The literature on the application of CAVI in predicting the risk of ocular vascular disease is limited. Shiba et al. studied the optic nerve head (ONH) flow using laser speckle flowgraphy and demonstrated a positive correlation between CAVI and changes in the ONH blood flow. Diabetes is an important condition which affects both the large and small vessels in the body. Researchers have shown that CAVI is higher in younger patients with diabetic retinopathy (DR) in comparison to those with without DR. Furthermore, the derangement of CAVI correlated with the severity of DR. Kim et al. studied the retinal and choroidal microvasculature in eyes with DR and deranged CAVI. They found a significant correlation between arteriosclerotic changes in large vessels and choroidal vascular changes in DR. Giving further push to the importance of arteriosclerosis over atherosclerosis in the pathogenesis of ocular disease, Taniguchi et al. demonstrated a positive correlation between CAVI and exudative age-related macular degeneration in comparison to atherosclerotic changes like carotid intimal plaques. Branch retinal vein occlusion (BRVO) is another ocular disorder in which the arterial wall stiffness plays a direct role in the pathogenesis of the disease. The study by Kocayigit et al. further adds credence to this hypothesis by demonstrating increased CAVI in patients with acute BRVO in comparison to age-matched controls with similar risk factors like hypertension.

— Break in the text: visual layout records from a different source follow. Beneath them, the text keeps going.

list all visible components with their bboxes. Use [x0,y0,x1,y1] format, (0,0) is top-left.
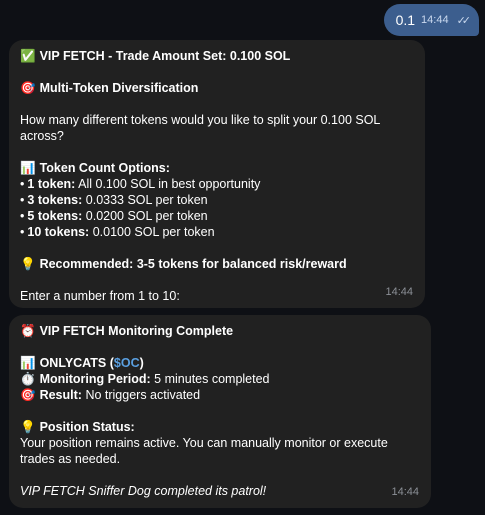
status-text-line-2: trades as needed. [20,452,121,466]
message-time: 14:44 [385,286,413,298]
incoming-message-monitoring[interactable]: ⏰ VIP FETCH Monitoring Complete 📊 ONLYCATS… [9,315,431,508]
stopwatch-icon: ⏱️ [20,372,36,386]
monitoring-period: ⏱️ Monitoring Period: 5 minutes completed [20,372,270,386]
section-heading: 🎯 Multi-Token Diversification [20,81,199,95]
token-line: 📊 ONLYCATS ($OC) [20,356,144,370]
option-item: • 5 tokens: 0.0200 SOL per token [20,209,208,223]
bar-chart-icon: 📊 [20,356,36,370]
message-time: 14:44 [391,486,419,498]
lightbulb-icon: 💡 [20,257,36,271]
option-item: • 1 token: All 0.100 SOL in best opportun… [20,177,261,191]
token-ticker-link[interactable]: $OC [114,356,140,370]
read-receipt-icon: ✓✓ [456,14,472,27]
status-text-line-1: Your position remains active. You can ma… [20,436,388,450]
incoming-message-trade-amount[interactable]: ✅ VIP FETCH - Trade Amount Set: 0.100 SOL… [9,40,425,308]
input-prompt: Enter a number from 1 to 10: [20,289,180,303]
position-status-heading: 💡 Position Status: [20,420,135,434]
message-title: ✅ VIP FETCH - Trade Amount Set: 0.100 SOL [20,49,291,63]
option-item: • 10 tokens: 0.0100 SOL per token [20,225,215,239]
outgoing-message[interactable]: 0.1 14:44 ✓✓ [383,4,479,36]
outgoing-message-time: 14:44 [421,14,449,26]
footer-text: VIP FETCH Sniffer Dog completed its patr… [20,484,267,498]
bar-chart-icon: 📊 [20,161,36,175]
check-icon: ✅ [20,49,36,63]
options-heading: 📊 Token Count Options: [20,161,170,175]
lightbulb-icon: 💡 [20,420,36,434]
alarm-clock-icon: ⏰ [20,324,36,338]
result-line: 🎯 Result: No triggers activated [20,388,201,402]
target-icon: 🎯 [20,81,36,95]
recommendation: 💡 Recommended: 3-5 tokens for balanced ri… [20,257,347,271]
question-text-line-2: across? [20,129,64,143]
message-title: ⏰ VIP FETCH Monitoring Complete [20,324,234,338]
option-item: • 3 tokens: 0.0333 SOL per token [20,193,208,207]
question-text-line-1: How many different tokens would you like… [20,113,381,127]
outgoing-message-text: 0.1 [395,12,416,28]
target-icon: 🎯 [20,388,36,402]
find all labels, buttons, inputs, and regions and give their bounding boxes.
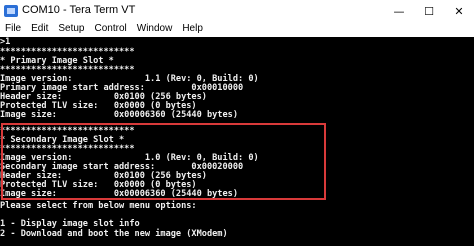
minimize-button[interactable]: —	[384, 0, 414, 22]
window-title: COM10 - Tera Term VT	[22, 4, 136, 16]
close-button[interactable]: ✕	[444, 0, 474, 22]
menu-window[interactable]: Window	[132, 22, 178, 37]
menu-control[interactable]: Control	[90, 22, 132, 37]
terminal-line: Please select from below menu options:	[0, 201, 197, 211]
terminal-line: 1 - Display image slot info	[0, 219, 140, 229]
terminal-line: 2 - Download and boot the new image (XMo…	[0, 229, 228, 239]
secondary-slot-highlight	[1, 123, 326, 200]
tera-term-window: COM10 - Tera Term VT — ☐ ✕ File Edit Set…	[0, 0, 474, 246]
terminal-line: >1	[0, 37, 11, 47]
maximize-button[interactable]: ☐	[414, 0, 444, 22]
terminal-line: Image size: 0x00006360 (25440 bytes)	[0, 110, 238, 120]
menu-help[interactable]: Help	[177, 22, 208, 37]
menu-file[interactable]: File	[0, 22, 26, 37]
menu-edit[interactable]: Edit	[26, 22, 53, 37]
title-bar[interactable]: COM10 - Tera Term VT — ☐ ✕	[0, 0, 474, 22]
window-controls: — ☐ ✕	[384, 0, 474, 22]
terminal-app-icon	[4, 5, 18, 17]
terminal-output[interactable]: >1 ************************** * Primary …	[0, 37, 474, 246]
menu-setup[interactable]: Setup	[53, 22, 89, 37]
menu-bar: File Edit Setup Control Window Help	[0, 22, 474, 37]
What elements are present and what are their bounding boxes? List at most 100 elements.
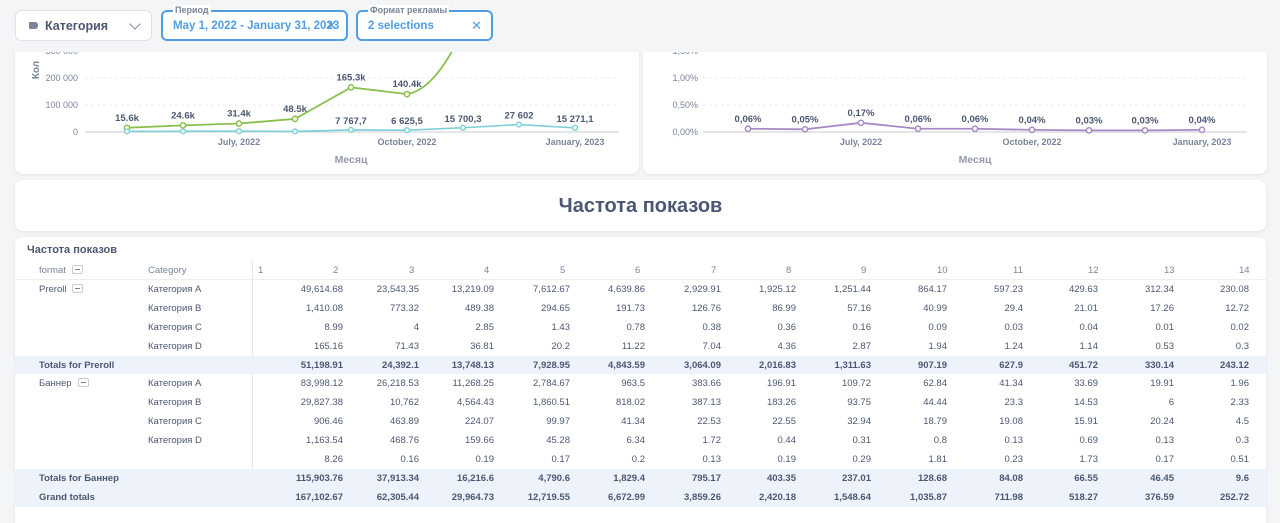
- table-cell: 1,548.64: [834, 491, 871, 503]
- table-cell: 0.17: [1155, 454, 1175, 466]
- table-cell: 1,251.44: [834, 284, 871, 295]
- collapse-icon[interactable]: [71, 265, 83, 274]
- purple-series-point: [1085, 127, 1093, 134]
- x-tick-label: January, 2023: [546, 137, 605, 147]
- table-cell: 36.81: [470, 340, 494, 352]
- column-header[interactable]: 12: [1088, 265, 1099, 276]
- table-cell: 403.35: [766, 472, 796, 484]
- table-cell: 10,762: [389, 397, 419, 409]
- collapse-icon[interactable]: [72, 284, 84, 293]
- table-cell: 489.38: [464, 302, 494, 314]
- column-header[interactable]: 4: [484, 265, 489, 276]
- table-cell: 330.14: [1144, 359, 1174, 371]
- teal-data-label: 27 602: [504, 111, 533, 122]
- section-title: Частота показов: [558, 195, 723, 217]
- table-cell: 0.8: [933, 435, 947, 447]
- table-cell: 115,903.76: [295, 472, 343, 484]
- table-cell: 22.53: [697, 416, 721, 428]
- row-format-label: Preroll: [39, 284, 67, 295]
- format-filter-value[interactable]: 2 selections: [368, 20, 434, 32]
- column-header[interactable]: 8: [786, 265, 791, 276]
- table-row: Баннер Категория A 83,998.12 26,218.53 11,26…: [15, 374, 1266, 393]
- purple-data-label: 0,04%: [1019, 115, 1046, 126]
- row-format-cell: Totals for Баннер: [39, 473, 119, 484]
- table-cell: 183.26: [766, 397, 796, 409]
- teal-series-point: [347, 126, 355, 134]
- table-row: Категория B 1,410.08 773.32 489.38 294.65 191…: [15, 299, 1266, 318]
- table-cell: 294.65: [540, 302, 570, 314]
- column-header[interactable]: 10: [937, 265, 948, 276]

In conclusion, CAVI appears to be a novel noninvasive surrogate marker of predicting risk of various ocular vascular diseases. However, the current evidence is based on cross-sectional studies with no temporal risk association. Prospective, randomized, and longitudinal studies are required to validate the ability of CAVI in predicting the risk of ocular complications in individuals with systemic risk factors.